Hackstein will die Entscheidung, die bremischen Häfen für Atommüll zu sperren, politisch durchsetzen und notfalls den Konflikt mit dem Auftraggeber der Transporte, dem Bonner Umweltministerium, in Kauf nehmen. Vor allem verlangt sie mehr Informationen über die Transporte an UmweltschützerInnen, wie der Hamburger Hafen das beispielhaft vormache. In Bremen weigere sich der Häfensenator nach wie vor, eine Inspektion der Transporte durch eine Parlamentariergruppe zuzulassen.

Bei den Wahlen zum Landesvorstand von Bündnis blieben zwei Plätze unbesetzt: Die Partei wählte mangels Kandidatinnen nur fünf von sieben Vorstandsmitgliedern. Die Grundschullehrerin Karin Krusche wurde als Landesvorstandssprecherin für ein weiteres Jahr ebenso bestätigt wie der Theologe Arendt Hindriksen. Von den etwa 80 stimmberechtigten Mitgliedern votierten 68 für Krusche, Hindriksen bekam 43 Stimmen.

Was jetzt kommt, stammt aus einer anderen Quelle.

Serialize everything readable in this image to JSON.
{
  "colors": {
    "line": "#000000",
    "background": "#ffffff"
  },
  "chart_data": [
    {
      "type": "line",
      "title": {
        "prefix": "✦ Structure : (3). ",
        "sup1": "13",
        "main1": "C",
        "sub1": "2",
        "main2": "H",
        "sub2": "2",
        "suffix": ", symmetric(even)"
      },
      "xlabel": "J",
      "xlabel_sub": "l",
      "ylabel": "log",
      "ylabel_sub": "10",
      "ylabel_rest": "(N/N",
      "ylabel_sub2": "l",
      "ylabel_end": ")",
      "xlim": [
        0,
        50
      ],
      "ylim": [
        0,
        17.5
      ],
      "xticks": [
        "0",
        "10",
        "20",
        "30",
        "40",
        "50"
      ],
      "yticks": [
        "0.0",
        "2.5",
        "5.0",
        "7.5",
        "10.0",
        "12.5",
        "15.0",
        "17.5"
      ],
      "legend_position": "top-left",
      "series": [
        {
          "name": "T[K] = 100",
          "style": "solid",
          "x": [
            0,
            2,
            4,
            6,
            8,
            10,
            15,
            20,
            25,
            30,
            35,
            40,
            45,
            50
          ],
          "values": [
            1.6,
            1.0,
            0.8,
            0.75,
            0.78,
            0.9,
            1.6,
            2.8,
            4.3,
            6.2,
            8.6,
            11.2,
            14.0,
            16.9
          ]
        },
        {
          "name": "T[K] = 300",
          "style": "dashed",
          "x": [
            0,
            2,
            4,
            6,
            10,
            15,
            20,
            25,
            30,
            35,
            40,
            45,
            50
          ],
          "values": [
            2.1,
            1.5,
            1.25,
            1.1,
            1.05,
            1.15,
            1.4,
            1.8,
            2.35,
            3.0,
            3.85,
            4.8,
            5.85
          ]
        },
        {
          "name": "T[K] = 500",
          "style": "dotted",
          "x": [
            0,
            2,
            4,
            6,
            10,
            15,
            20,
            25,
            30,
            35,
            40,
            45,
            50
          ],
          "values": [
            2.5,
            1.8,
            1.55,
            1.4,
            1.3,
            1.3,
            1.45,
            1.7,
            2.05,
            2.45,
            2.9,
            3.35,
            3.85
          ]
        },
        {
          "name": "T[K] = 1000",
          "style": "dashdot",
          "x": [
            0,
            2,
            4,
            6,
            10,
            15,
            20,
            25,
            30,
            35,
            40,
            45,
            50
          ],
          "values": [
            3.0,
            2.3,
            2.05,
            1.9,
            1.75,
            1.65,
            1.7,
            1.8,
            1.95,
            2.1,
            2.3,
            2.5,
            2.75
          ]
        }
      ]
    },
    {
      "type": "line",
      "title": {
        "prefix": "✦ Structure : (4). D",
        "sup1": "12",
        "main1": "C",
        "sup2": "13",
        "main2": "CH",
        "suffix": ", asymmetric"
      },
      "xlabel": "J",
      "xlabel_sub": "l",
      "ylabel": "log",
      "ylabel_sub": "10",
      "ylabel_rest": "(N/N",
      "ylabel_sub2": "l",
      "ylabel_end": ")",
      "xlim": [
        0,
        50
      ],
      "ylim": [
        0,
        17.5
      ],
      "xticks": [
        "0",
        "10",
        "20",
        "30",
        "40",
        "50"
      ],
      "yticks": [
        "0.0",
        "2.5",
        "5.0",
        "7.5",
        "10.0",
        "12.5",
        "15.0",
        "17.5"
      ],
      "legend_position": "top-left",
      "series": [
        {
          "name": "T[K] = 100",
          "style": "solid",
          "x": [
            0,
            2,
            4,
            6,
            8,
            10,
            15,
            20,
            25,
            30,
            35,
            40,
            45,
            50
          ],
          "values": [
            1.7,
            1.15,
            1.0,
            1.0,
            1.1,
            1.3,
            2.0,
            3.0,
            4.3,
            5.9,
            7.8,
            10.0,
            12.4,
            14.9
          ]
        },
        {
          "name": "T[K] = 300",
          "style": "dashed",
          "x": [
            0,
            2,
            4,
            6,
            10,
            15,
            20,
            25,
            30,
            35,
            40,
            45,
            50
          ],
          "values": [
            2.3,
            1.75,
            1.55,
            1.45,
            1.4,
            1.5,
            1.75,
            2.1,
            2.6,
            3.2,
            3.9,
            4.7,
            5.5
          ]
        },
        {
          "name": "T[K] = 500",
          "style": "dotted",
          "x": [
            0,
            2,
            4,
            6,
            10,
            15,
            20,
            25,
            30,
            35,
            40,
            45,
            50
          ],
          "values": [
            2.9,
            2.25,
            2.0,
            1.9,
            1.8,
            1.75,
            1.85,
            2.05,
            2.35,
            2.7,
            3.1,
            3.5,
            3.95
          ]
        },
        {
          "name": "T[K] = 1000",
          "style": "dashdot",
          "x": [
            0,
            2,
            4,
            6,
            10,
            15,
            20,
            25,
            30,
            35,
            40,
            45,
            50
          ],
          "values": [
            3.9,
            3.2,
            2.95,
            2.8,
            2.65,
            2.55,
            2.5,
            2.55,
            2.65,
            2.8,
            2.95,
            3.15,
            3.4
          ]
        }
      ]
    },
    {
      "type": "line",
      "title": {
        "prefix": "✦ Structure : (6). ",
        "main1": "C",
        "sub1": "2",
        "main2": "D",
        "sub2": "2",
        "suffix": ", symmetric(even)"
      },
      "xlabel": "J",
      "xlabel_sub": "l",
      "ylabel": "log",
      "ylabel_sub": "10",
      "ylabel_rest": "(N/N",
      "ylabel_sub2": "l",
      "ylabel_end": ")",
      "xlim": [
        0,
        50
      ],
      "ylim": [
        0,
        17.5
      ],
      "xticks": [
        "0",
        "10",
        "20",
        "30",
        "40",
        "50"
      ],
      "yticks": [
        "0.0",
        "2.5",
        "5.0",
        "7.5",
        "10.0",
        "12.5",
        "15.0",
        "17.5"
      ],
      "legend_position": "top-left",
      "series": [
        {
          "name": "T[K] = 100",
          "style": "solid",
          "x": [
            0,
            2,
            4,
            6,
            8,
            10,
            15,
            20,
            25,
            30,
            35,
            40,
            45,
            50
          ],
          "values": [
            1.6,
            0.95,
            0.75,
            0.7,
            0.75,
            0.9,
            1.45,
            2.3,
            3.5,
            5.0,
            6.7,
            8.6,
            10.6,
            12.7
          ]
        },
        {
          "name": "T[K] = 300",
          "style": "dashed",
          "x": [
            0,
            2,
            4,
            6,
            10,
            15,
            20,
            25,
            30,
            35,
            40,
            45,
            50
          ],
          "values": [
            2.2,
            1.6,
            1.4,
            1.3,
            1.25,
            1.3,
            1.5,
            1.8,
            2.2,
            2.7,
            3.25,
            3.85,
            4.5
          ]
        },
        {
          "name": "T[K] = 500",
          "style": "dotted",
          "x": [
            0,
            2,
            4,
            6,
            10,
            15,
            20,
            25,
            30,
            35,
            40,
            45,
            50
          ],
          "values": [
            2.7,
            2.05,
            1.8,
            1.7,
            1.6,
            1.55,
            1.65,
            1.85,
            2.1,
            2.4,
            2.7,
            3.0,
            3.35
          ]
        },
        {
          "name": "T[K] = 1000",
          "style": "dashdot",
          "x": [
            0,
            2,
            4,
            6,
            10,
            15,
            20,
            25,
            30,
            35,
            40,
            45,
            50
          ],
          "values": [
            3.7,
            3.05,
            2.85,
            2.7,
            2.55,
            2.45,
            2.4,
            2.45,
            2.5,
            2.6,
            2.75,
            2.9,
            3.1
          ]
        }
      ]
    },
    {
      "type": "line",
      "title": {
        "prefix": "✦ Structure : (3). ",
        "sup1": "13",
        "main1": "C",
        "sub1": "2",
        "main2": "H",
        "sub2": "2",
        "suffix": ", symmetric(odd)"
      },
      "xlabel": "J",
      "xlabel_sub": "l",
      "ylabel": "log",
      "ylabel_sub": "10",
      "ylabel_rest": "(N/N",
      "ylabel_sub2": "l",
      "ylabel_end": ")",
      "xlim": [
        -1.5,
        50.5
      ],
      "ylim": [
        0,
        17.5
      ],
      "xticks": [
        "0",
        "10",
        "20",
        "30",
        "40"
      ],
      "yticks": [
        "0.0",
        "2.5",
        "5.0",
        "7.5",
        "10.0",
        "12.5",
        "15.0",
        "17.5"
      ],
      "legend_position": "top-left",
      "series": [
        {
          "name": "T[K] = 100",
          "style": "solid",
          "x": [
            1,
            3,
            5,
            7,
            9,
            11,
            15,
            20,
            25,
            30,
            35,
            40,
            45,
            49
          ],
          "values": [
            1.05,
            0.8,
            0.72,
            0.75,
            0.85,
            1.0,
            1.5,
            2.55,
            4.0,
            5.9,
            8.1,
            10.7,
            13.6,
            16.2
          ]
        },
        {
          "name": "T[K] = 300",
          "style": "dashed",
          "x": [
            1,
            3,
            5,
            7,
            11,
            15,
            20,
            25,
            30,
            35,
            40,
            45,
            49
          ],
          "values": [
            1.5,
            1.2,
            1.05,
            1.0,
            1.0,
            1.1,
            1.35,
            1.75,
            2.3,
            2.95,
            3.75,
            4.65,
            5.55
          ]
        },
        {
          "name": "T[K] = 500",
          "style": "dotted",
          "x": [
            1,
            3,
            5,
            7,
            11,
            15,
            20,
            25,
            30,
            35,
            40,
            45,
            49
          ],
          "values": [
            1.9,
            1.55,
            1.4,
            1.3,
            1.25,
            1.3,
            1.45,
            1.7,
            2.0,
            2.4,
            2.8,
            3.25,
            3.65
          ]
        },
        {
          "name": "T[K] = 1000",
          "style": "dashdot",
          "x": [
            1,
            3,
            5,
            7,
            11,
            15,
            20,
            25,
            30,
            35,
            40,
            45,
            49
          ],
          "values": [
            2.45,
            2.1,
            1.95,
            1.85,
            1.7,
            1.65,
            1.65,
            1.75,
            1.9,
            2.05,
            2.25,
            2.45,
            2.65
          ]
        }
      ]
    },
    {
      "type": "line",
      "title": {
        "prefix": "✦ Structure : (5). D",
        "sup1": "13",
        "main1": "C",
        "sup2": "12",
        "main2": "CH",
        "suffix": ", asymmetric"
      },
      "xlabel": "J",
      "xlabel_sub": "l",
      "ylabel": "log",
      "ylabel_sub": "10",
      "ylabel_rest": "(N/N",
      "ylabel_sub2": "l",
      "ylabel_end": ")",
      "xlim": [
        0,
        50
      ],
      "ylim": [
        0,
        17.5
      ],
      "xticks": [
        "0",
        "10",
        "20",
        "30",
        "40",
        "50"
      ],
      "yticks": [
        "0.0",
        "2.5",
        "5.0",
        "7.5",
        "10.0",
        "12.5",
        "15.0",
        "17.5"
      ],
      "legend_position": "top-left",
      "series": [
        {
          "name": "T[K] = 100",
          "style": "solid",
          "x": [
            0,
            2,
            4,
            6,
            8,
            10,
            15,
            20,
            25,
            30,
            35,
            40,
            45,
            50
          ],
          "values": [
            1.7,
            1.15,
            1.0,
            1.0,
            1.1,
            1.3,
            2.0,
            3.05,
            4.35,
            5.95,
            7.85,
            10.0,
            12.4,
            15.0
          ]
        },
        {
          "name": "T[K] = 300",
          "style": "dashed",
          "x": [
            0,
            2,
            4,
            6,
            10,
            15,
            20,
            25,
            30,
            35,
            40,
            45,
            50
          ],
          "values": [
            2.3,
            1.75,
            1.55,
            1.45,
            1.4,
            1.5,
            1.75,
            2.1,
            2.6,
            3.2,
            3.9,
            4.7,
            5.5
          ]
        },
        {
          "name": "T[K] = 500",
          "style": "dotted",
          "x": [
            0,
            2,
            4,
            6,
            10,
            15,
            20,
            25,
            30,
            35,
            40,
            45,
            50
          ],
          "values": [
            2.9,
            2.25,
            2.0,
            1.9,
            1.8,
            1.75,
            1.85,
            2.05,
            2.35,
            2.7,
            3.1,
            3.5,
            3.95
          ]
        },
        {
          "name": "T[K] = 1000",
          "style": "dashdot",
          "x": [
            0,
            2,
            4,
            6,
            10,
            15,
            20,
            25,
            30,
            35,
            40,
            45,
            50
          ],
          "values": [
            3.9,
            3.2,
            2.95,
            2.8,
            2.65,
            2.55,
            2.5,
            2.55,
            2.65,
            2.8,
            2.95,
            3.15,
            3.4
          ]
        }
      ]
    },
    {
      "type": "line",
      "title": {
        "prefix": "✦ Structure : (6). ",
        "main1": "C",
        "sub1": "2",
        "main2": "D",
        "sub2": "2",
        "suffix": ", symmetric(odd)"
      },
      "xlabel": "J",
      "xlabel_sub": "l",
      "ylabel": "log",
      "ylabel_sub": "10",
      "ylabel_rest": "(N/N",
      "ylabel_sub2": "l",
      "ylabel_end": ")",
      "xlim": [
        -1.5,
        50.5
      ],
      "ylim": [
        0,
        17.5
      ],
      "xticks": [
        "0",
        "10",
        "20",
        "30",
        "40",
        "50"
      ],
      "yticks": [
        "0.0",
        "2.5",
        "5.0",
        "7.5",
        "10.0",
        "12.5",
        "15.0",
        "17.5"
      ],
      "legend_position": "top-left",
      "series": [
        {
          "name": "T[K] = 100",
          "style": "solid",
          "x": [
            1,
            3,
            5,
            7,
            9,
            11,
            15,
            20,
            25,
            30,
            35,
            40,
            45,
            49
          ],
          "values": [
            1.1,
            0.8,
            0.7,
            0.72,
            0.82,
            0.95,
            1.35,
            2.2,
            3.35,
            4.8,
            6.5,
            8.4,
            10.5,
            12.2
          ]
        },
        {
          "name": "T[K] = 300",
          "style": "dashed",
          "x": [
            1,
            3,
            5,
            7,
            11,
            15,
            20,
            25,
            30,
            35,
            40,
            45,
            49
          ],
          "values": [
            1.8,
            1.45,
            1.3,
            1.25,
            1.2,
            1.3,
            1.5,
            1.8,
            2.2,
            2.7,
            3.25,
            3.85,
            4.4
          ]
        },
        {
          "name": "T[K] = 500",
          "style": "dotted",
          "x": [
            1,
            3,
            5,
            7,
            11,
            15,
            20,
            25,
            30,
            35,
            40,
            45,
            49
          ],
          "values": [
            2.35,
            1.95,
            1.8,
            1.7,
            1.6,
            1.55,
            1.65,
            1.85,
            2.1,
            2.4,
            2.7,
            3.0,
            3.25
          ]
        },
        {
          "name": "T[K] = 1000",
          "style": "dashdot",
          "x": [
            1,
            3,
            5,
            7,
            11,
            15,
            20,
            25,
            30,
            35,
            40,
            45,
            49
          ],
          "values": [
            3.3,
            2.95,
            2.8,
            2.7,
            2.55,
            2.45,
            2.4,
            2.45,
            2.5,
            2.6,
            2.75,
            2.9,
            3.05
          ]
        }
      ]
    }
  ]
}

Neu im Vorstand sind der Student Jörn Oltmann als Schatzmeister sowie die Krankenpflegehelferin Gerhild Engel und der Diplomgeologe Boris Oberheitmann als Beisitzer. Zwei Vorstandsplätze blieben frei. Sie sind für Frauen vorgesehen und sollen später besetzt werden, weil bislang keine Kandidatinnen zur Verfügung stehen. Das soll auf der nächsten Mitgliederversammlung geschehen, die noch vor dem Sommer abgehalten werden soll. Zu der eigentlich vorgesehenen Debatte um den Verkauf von Anteilen der Stadtwerken kam es wegen Zeitmangels nicht.